To make a powered airplane, they needed to develop a very light engine and a propeller. By December 1903, their first airplane (Flyer I, later renamed Kitty Hawk) was ready to test. It had a 14-1/3 feet wingspan, was 21 feet long, and weighed about 605 pounds without the pilot. It was powered by the Wrights' 12 horsepower gasoline engine. The Wrights tested their work at Kill Devil Hill near Kitty Hawk, North Carolina. Kill Devil Hill was know for its superb weather conditions.
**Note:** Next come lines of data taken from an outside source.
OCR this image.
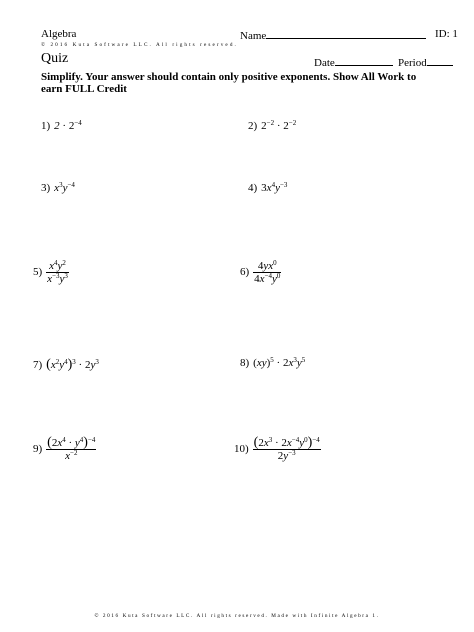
Algebra	Name	ID: 1
© 2016 Kuta Software LLC. All rights reserved.
Quiz	Date	Period
Simplify. Your answer should contain only positive exponents. Show All Work to earn FULL Credit
1) $2 \cdot 2^{-4}$	2) $2^{-2} \cdot 2^{-2}$
3) $x^3y^{-4}$	4) $3x^4y^{-3}$
$5) \frac{x^4y^2}{x^{-3}y^3}$	$6) \frac{4yx^0}{4x^{-4}y^0}$
7) $(x^2y^4)^3 \cdot 2y^3$	8) $(xy)^5 \cdot 2x^3y^5$
$9) \frac{(2x^4 \cdot y^4)^{-4}}{x^{-2}}$	$10) \frac{(2x^3 \cdot 2x^{-4}y^0)^{-4}}{2y^{-3}}$
© 2016 Kuta Software LLC. All rights reserved. Made with Infinite Algebra 1.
The first day's attempt was screwed. A few days later Orville flew the plane 120 feet, which took 12 seconds. They made several more flights that day, the longest being 852 feet in 59 seconds. Many people just didn't believe the Wright brother claim to have flown even though there were five witnesses at the time of flight.
Orville later wrote:
"With all the knowledge and skill acquired in thousands of flights in the last ten years, I would hardly think today of making my first flight on a strange machine in a 27 mile wind, even if I knew that the machine had already been flown and was safe. After these years of experience I look with amazement upon our audacity in attempting flights with a new and untried machine under such circumstances. Yet faith in our calculations and the design of the first machine, based upon our tables of air pressures, secured by months of careful laboratory work, and confidence in our system of control developed by three years of actual experiences in balancing gliders in the air had convinced us that the machine was capable of lifting and maintaining itself in the air, and that, with a little practice, it could be safely flown."